Despite living abroad, all of Turgenev’s thoughts were still connected with Russia. He writes the novel “Smoke” (1867), which caused a lot of controversy in Russian society. According to the author, everyone criticized the novel: “both red and white, and above, and below, and from the side - especially from the side.” The fruit of his intense thoughts in the 1870s was the largest in volume of Turgenev’s novels, Nov (1877).

Turgenev was friends with the Milyutin brothers (fellow Minister of Internal Affairs and Minister of War), A.V. Golovnin (Minister of Education), M.H. Reitern (Minister of Finance).
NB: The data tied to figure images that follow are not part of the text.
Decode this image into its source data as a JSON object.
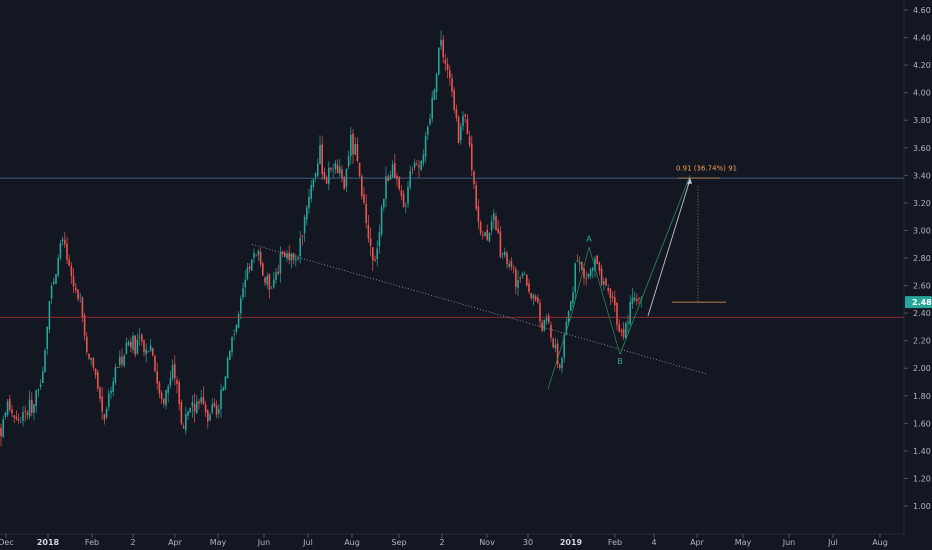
{
  "colors": {
    "background": "#131722",
    "up": "#26a69a",
    "down": "#ef5350",
    "resistance": "#4a7a9c",
    "support": "#b7323a",
    "trendline": "#9aa0ad",
    "projection_up": "#2a8f5a",
    "projection_line": "#c0c3cc",
    "target_text": "#f0a050",
    "price_badge": "#26a69a"
  },
  "chart_data": {
    "type": "candlestick",
    "title": "",
    "xlabel": "",
    "ylabel": "",
    "ylim": [
      0.9,
      4.7
    ],
    "grid": false,
    "y_ticks": [
      "1.00",
      "1.20",
      "1.40",
      "1.60",
      "1.80",
      "2.00",
      "2.20",
      "2.40",
      "2.60",
      "2.80",
      "3.00",
      "3.20",
      "3.40",
      "3.60",
      "3.80",
      "4.00",
      "4.20",
      "4.40",
      "4.60"
    ],
    "x_ticks": [
      {
        "label": "Dec",
        "bold": false
      },
      {
        "label": "2018",
        "bold": true
      },
      {
        "label": "Feb",
        "bold": false
      },
      {
        "label": "2",
        "bold": false
      },
      {
        "label": "Apr",
        "bold": false
      },
      {
        "label": "May",
        "bold": false
      },
      {
        "label": "Jun",
        "bold": false
      },
      {
        "label": "Jul",
        "bold": false
      },
      {
        "label": "Aug",
        "bold": false
      },
      {
        "label": "Sep",
        "bold": false
      },
      {
        "label": "2",
        "bold": false
      },
      {
        "label": "Nov",
        "bold": false
      },
      {
        "label": "30",
        "bold": false
      },
      {
        "label": "2019",
        "bold": true
      },
      {
        "label": "Feb",
        "bold": false
      },
      {
        "label": "4",
        "bold": false
      },
      {
        "label": "Apr",
        "bold": false
      },
      {
        "label": "May",
        "bold": false
      },
      {
        "label": "Jun",
        "bold": false
      },
      {
        "label": "Jul",
        "bold": false
      },
      {
        "label": "Aug",
        "bold": false
      }
    ],
    "last_price": "2.48",
    "price_path": [
      [
        0,
        1.55
      ],
      [
        8,
        1.75
      ],
      [
        16,
        1.62
      ],
      [
        24,
        1.66
      ],
      [
        30,
        1.72
      ],
      [
        38,
        1.78
      ],
      [
        44,
        2.1
      ],
      [
        50,
        2.55
      ],
      [
        56,
        2.65
      ],
      [
        62,
        2.95
      ],
      [
        68,
        2.72
      ],
      [
        74,
        2.6
      ],
      [
        80,
        2.5
      ],
      [
        86,
        2.15
      ],
      [
        92,
        2.0
      ],
      [
        98,
        1.85
      ],
      [
        104,
        1.65
      ],
      [
        110,
        1.85
      ],
      [
        116,
        2.0
      ],
      [
        122,
        2.1
      ],
      [
        128,
        2.2
      ],
      [
        134,
        2.18
      ],
      [
        140,
        2.15
      ],
      [
        146,
        2.12
      ],
      [
        152,
        2.18
      ],
      [
        158,
        1.85
      ],
      [
        164,
        1.75
      ],
      [
        170,
        1.95
      ],
      [
        176,
        2.0
      ],
      [
        182,
        1.55
      ],
      [
        188,
        1.65
      ],
      [
        194,
        1.72
      ],
      [
        200,
        1.8
      ],
      [
        206,
        1.65
      ],
      [
        212,
        1.7
      ],
      [
        218,
        1.65
      ],
      [
        224,
        1.9
      ],
      [
        230,
        2.2
      ],
      [
        236,
        2.3
      ],
      [
        242,
        2.5
      ],
      [
        248,
        2.72
      ],
      [
        254,
        2.8
      ],
      [
        260,
        2.78
      ],
      [
        266,
        2.6
      ],
      [
        272,
        2.62
      ],
      [
        278,
        2.75
      ],
      [
        284,
        2.8
      ],
      [
        290,
        2.85
      ],
      [
        296,
        2.75
      ],
      [
        302,
        3.0
      ],
      [
        308,
        3.25
      ],
      [
        314,
        3.4
      ],
      [
        320,
        3.55
      ],
      [
        326,
        3.35
      ],
      [
        332,
        3.5
      ],
      [
        338,
        3.45
      ],
      [
        344,
        3.3
      ],
      [
        350,
        3.65
      ],
      [
        356,
        3.55
      ],
      [
        362,
        3.2
      ],
      [
        368,
        2.95
      ],
      [
        374,
        2.7
      ],
      [
        380,
        3.1
      ],
      [
        386,
        3.35
      ],
      [
        392,
        3.45
      ],
      [
        398,
        3.3
      ],
      [
        404,
        3.15
      ],
      [
        410,
        3.45
      ],
      [
        416,
        3.5
      ],
      [
        422,
        3.55
      ],
      [
        428,
        3.7
      ],
      [
        434,
        4.05
      ],
      [
        440,
        4.4
      ],
      [
        446,
        4.2
      ],
      [
        452,
        4.0
      ],
      [
        458,
        3.7
      ],
      [
        464,
        3.8
      ],
      [
        470,
        3.6
      ],
      [
        476,
        3.2
      ],
      [
        482,
        2.95
      ],
      [
        488,
        3.0
      ],
      [
        494,
        3.05
      ],
      [
        500,
        2.85
      ],
      [
        506,
        2.8
      ],
      [
        512,
        2.7
      ],
      [
        518,
        2.6
      ],
      [
        524,
        2.65
      ],
      [
        530,
        2.55
      ],
      [
        536,
        2.5
      ],
      [
        542,
        2.3
      ],
      [
        548,
        2.35
      ],
      [
        554,
        2.15
      ],
      [
        560,
        2.0
      ],
      [
        566,
        2.3
      ],
      [
        572,
        2.55
      ],
      [
        578,
        2.8
      ],
      [
        584,
        2.65
      ],
      [
        590,
        2.7
      ],
      [
        596,
        2.78
      ],
      [
        602,
        2.6
      ],
      [
        608,
        2.55
      ],
      [
        614,
        2.5
      ],
      [
        620,
        2.2
      ],
      [
        626,
        2.3
      ],
      [
        632,
        2.5
      ],
      [
        638,
        2.55
      ],
      [
        642,
        2.48
      ]
    ],
    "resistance_level": 3.38,
    "support_level": 2.37,
    "trendline": {
      "from": [
        252,
        2.9
      ],
      "to": [
        706,
        1.96
      ]
    },
    "wave_labels": [
      {
        "text": "A",
        "x": 589,
        "price": 2.92
      },
      {
        "text": "B",
        "x": 620,
        "price": 2.03
      }
    ],
    "target": {
      "label": "0.91 (36.74%) 91",
      "x": 690,
      "price": 3.42,
      "from": [
        648,
        2.38
      ],
      "to": [
        690,
        3.37
      ]
    }
  }
}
At the end of his life, Turgenev decides to reconcile with Leo Tolstoy; he explains the significance of modern Russian literature, including Tolstoy’s work, to the Western reader. In 1880, the writer took part in Pushkin celebrations dedicated to the opening of the first monument to the poet in Moscow, organized by the Society of Lovers of Russian Literature. The writer died in Bougival near Paris on August 22 (September 3), 1883 from myxosarcoma. Turgenev's body was, according to his wishes, brought to St. Petersburg and buried in the Volkov cemetery in front of a large crowd of people.

Family

Turgenev's daughter Polina was raised in the family of Polina Viardot, and in adulthood she no longer spoke Russian. She married manufacturer Gaston Brewer, who soon went bankrupt, after which Polina, with the assistance of her father, hid from her husband in Switzerland. Since Turgenev's heir was Polina Viardot, after his death his daughter found herself in a difficult financial situation. She died in 1918 from cancer. Polina's children, Georges-Albert and Jeanne, had no descendants.

Memory

Tombstone bust of Turgenev at Volkovskoye Cemetery

Named after Turgenev:

Toponymy

  • Streets and Turgenev Square in many cities of Russia, Ukraine, Belarus, Latvia.
  • Moscow metro station "Turgenevskaya"

Public institutions

  • Oryol State Academic Theater.
  • Library-reading room named after I. S. Turgenev in Moscow.
  • Museum of I. S. Turgenev (“Mumu’s house”) - (Moscow, Ostozhenka St., 37, building 7).
  • Turgenev School of Russian Language and Russian Culture (Turin, Italy).
  • State Literary Museum named after I. S. Turgenev (Oryol).
  • Museum-reserve "Spasskoye-Lutovinovo" estate of I. S. Turgenev (Oryol region).
  • Street and museum "Turgenev's Dacha" in Bougival.
  • Russian Public Library named after I. S. Turgenev (Paris).

Monuments

In honor of I. S. Turgenev, monuments were erected in the following cities:

  • Moscow (in Bobrov Lane).
  • St. Petersburg (On Italianskaya Street).
  • Eagle:
    • Monument in Orel.
    • Bust of Turgenev on the "Noble Nest".
  • Ivan Turgenev is one of the main characters in Tom Stoppard's Coast of Utopia trilogy.
  • F. M. Dostoevsky in his novel “Demons” portrays Turgenev as the character of “The Great Writer Karmazinov” - a loud, petty, practically mediocre writer who considers himself a genius and is holed up abroad.
  • Ivan Turgenev had one of the largest brains of any person who ever lived, whose brain has been weighed:

His head immediately spoke of a very great development of mental abilities; and when, after the death of I. S. Turgenev, Paul Ber and Paul Reclus (surgeon) weighed his brain, they found that it was so much heavier than the heaviest known brain, namely Cuvier, that they did not believe their scales and took out new ones, to test yourself.

  • After the death of his mother in 1850, the collegiate secretary I. S. Turgenev inherited 1925 souls of serfs.
  • Chancellor of the German Empire Clovis Hohenlohe (1894-1900) called Ivan Turgenev the best candidate for the post of Prime Minister of Russia. He wrote about Turgenev: “Today I spoke with the smartest man in Russia.”